Sitôt repartis, j’entre dans le département de la Nièvre à hauteur de la commune de Billy-Sur-Oisy. J’approche d’un des points de ravitaillement cochés sur le parcours. Et il est environ 12 h 30 lorsque j’arrive sur la belle ville de Clamecy. Si j’ai alors tout le loisir d’observer au loin l’ancienne Cathédrale Saint-Martin. Mon attention se concentre essentiellement sur les commerces, car je dois penser à me restaurer. Après plus de 168 kilomètres parcourus, mon estomac ne se satisfait plus des bretzels et des bonbons qui me permettent de grignoter entre deux ravitaillements. Assez rapidement, je trouve une boulangerie : le menu sera simple une quiche lorraine de belle taille, le fameux flan qui demeure une valeur sûre en longue distance. Le tout est arrosé d’un soda. Les coursiers rétorqueront que ce régime alimentaire n’est pas bon du tout, mais en longue distance ce qui prime, c’est l’apport calorique sous la forme d’un subtil équilibre entre le salé et le sucré et surtout beaucoup de plaisir et d’envie. Je savoure mon repas sur les bords de l’Yonne et profite un peu, même si je n’ai guère de temps pour visiter la ville. C’est l’aspect tortue qui me pousse à ne pas trop flâner.
En repartant, je sais que je vais devoir jouer des muscles. J’ai en effet prévu, une fois de plus, de prendre le chemin des écoliers. Cette fois-ci, il s’agit d’aller chercher le col du « Poteau de Montvigne ». Il n’est guère très haut, mais rajoute près d’une vingtaine de kilomètres et surtout, c’est un premier test à l’entrée du Morvan et en vue des Monts du Beaujolais du lendemain. Son ascension commence à Monceaux-le-Comte. Le col du « Poteau de Montvigne » est un des rares cols du secteur qui n’a pas été franchi par la cyclosportive la Jean-François Bernard à laquelle j’ai participé à de nombreuses reprises.
Lorsque je vire à gauche sur la route des Régies, une première inquiétude se fait jour. Des panneaux annoncent la fermeture de la route quelques kilomètres plus loin. Qu’à cela ne tienne, je teste ! Si ça ne passe pas, je ferai demi-tour pour aller chercher une autre route. Par chance, les travaux semblent finis, et le passage est libre. Je croise même des locaux en voiture ainsi que des agriculteurs en tracteurs. La route des Régies serpente entre les prairies et les exploitations agricoles. Des Charollaises paissent, tantôt sur ma droite, tantôt sur ma gauche. Tout autour de moi ce ne sont que vallons et collines. Par moments, quelques haies m’offrent un peu d’ombre. La chaleur s’élève un peu, mais reste supportable. Après neuf kilomètres d’ascension, j’atteins le Col. Et un de plus dans mon escarcelle pour les cent cols. Ce premier col annonce aussi mon entrée dans le Massif du Morvan.
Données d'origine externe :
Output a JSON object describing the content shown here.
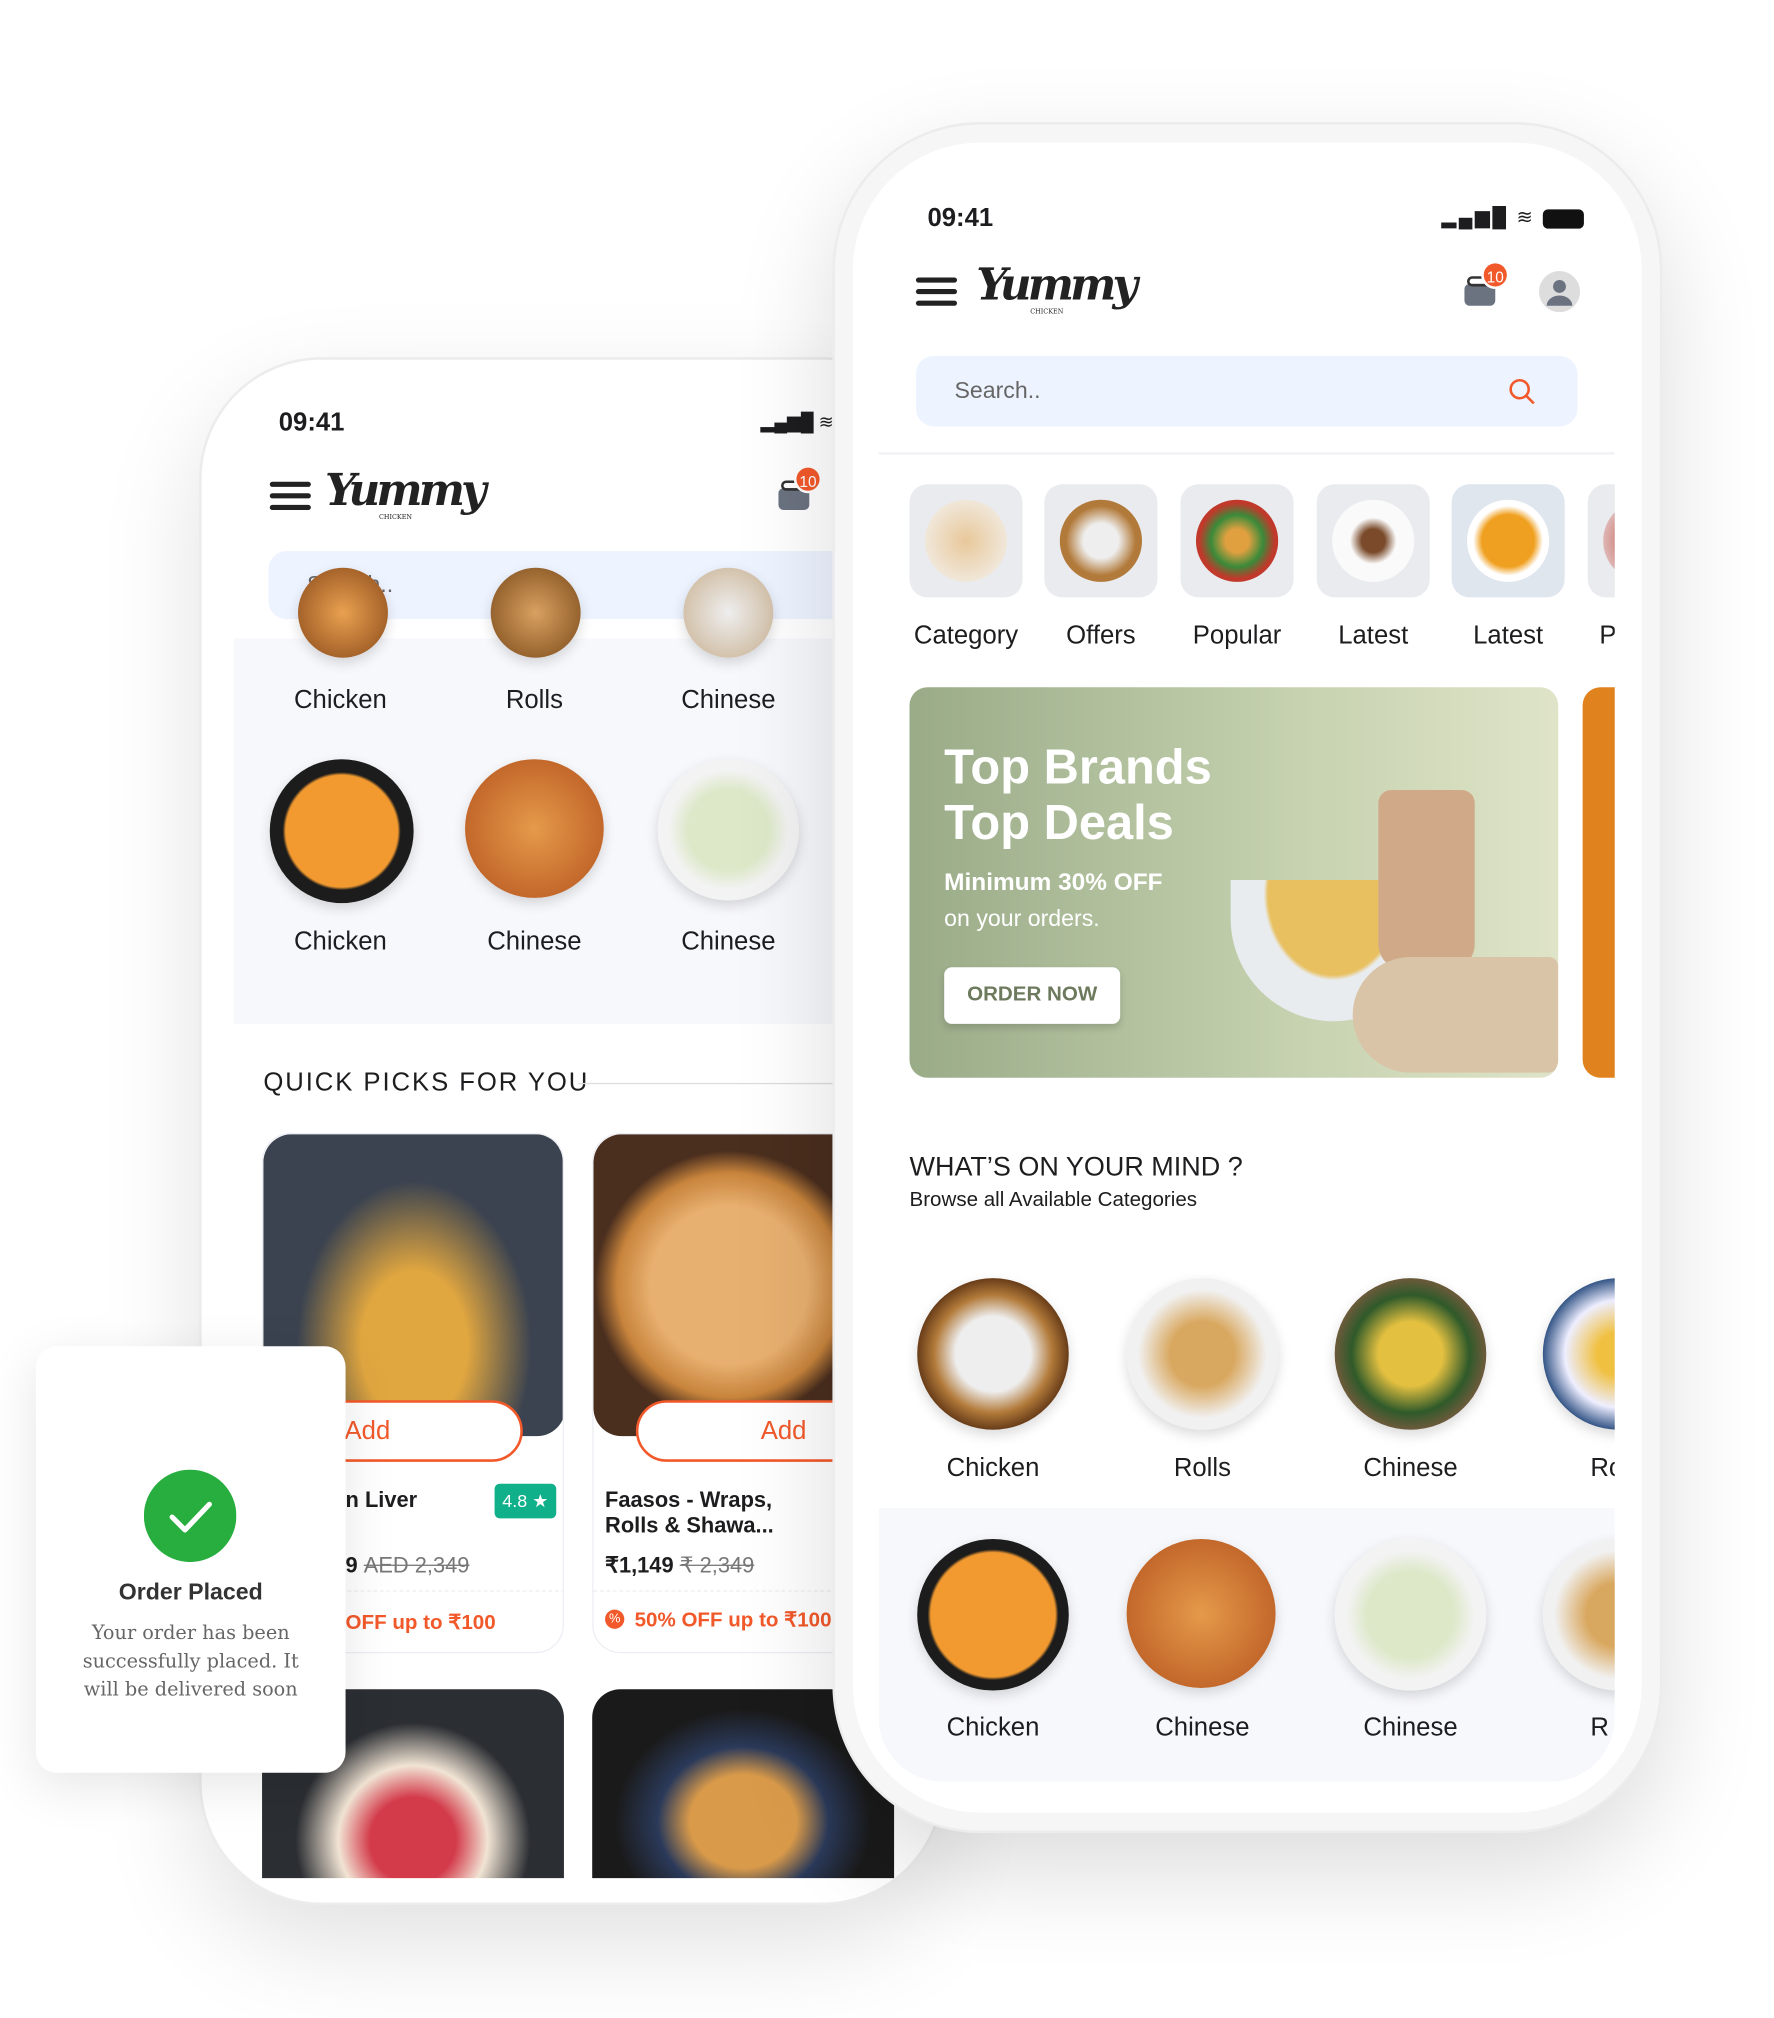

Je redescends en direction de Corbigny en empruntant la départementale 959 que je préfère à l’option initiale de revenir sur mes pas. La descente est plaisante, longue et régulière. Le revêtement est plutôt de bonne qualité et la circulation est insignifiante. Je savoure, le vélo file. J’en profite pour travailler un peu mes trajectoires. Si la vitesse est grisante, elle ne m’empêche pas de porter une attention à l’environnement qui m’entoure et notamment au beau château de Villemolin juché sur sa colline boisée sur ma droite.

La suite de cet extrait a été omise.